Sob a permanente e severa fiscalização do senador Fernando Collor, o
procurador Roberto Gurgel adotou a velha lição de que o seguro morreu de
velho e cuidou de blindar a retaguarda no Conselho Nacional do
Ministério Público (CNMP), que ele, por lei, preside.
Lerdo para agir em certos casos, ele é ágil quando é preciso. Foi
rápido, por exemplo, ao promover reforma no regimento interno, na última
sessão do CNMP, realizada no dia 24 de outubro e, com isso, o
Ministério Público Federal passou a ter 8 dos 14 votos nesse conselho.
Gurgel controla a maioria. Um golpe típico.
Não bastou, para ele, a liminar concedida pela ministra Rosa Weber, do
STF, em mandado de segurança impetrado por Gurgel. Ela suspendeu a
apuração no CNMP em representação encaminhada pelo senador Collor, que
acusa o procurador-geral por “inércia ou excesso de prazo” nas
investigações sobre o bicheiro Carlinhos Cachoeira.

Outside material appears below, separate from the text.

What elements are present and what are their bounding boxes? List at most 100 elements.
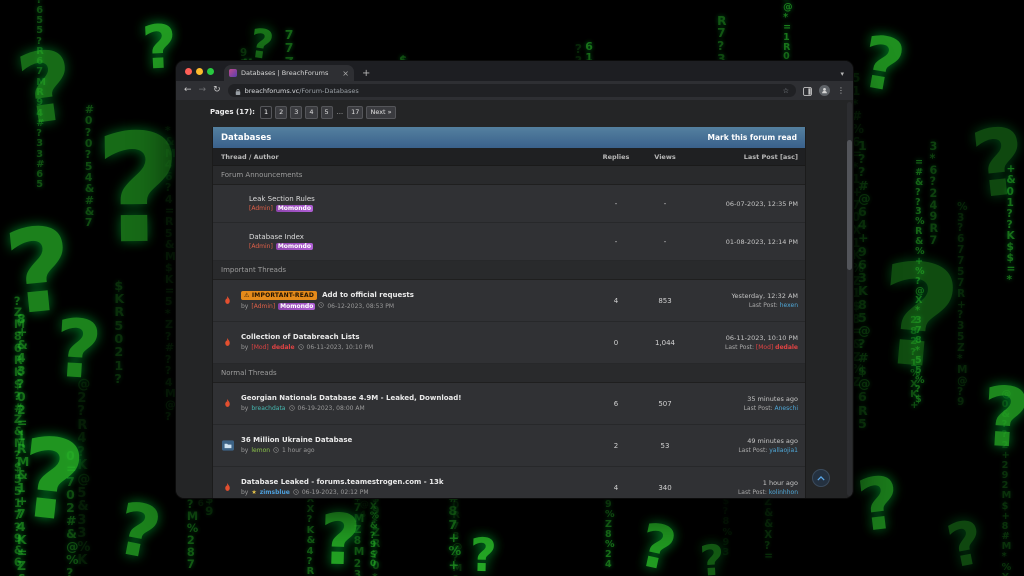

Para Collor, tanto Gurgel quanto a subprocuradora-geral da República,
Cláudia Sampaio Marques, “teriam permanecido inertes quanto ao dever de
investigar, permitindo que os delitos atribuídos ao grupo chefiado por
Carlos Augusto de Almeida Ramos, conhecido como Cachoeira, continuassem a
ser praticados”.
De fato, Gurgel “sentou” sobre as investigações e só mesmo a força
natural de uma CPI o fez sair de cima. Em decisão que ainda será
apreciada no mérito, Rosa Weber guarneceu Gurgel apoiada no princípio da
“simetria”. A “preeminência” do CNMP equivaleria à do Conselho Nacional
de Justiça (CNJ). Ou seja, a exoneração cabe ao presidente da República
com apreciação do Senado.
A propósito, Collor fez da tribuna do Senado um lugar especial para
fustigar o poder de Gurgel. Um poder fácil de ser percebido diante do
silêncio, de descaso ou cumplicidade, da maioria dos senadores.
Collor voltou ao ataque na segunda-feira 12. Acusou
Gurgel de vazar informações sigilosas para a imprensa e incorrer, assim,
em crime “contra a administração pública, tipificado como Violação de
Sigilo Funcional”. Da tribuna ele lamentou o fato de o CNMP não “tomar
as devidas providências” contra o procurador-geral, que, segundo Collor
“se recusa a ser investigado”. O senador atirou no que viu e acertou no
que não viu. Há o dedo de Gurgel na reforma. A digital é visível.
Nas mudanças havia a ideia de eliminar a inconstitucionalidade que havia
quando o procurador-geral estava ausente nas votações do CNMP. Votava o
vice-procurador-geral. Vários conselheiros sustentavam que somente a
Constituição poderia autorizar a introdução de um “corpo estranho” na
composição do Conselho.
Gurgel passou a ter poderes que nenhum dos antecessores dele teve. A
prática disso fica assim: o Ministério Público Federal (MPF) passa a ter
dois votos ordinários: o do próprio procurador-geral (Gurgel) e o do
nome indicado pelo MPF (Mario Bonsaglia). E ainda, no caso do
procurador-geral, ele mantém o chamado voto de Minerva, exercido em caso
de empate.
Mas o grande final dessa história não é aquele. É este: nas questões disciplinares, a lei requer, em caso de condenação, a maioria absoluta. Exatamente os oito votos que o procurador-geral passou a ter. Ficou quase impossível condenar administrativamente um membro do Ministério Público Federal.
É essa a ameaça que a representação de Collor faz a Gurgel.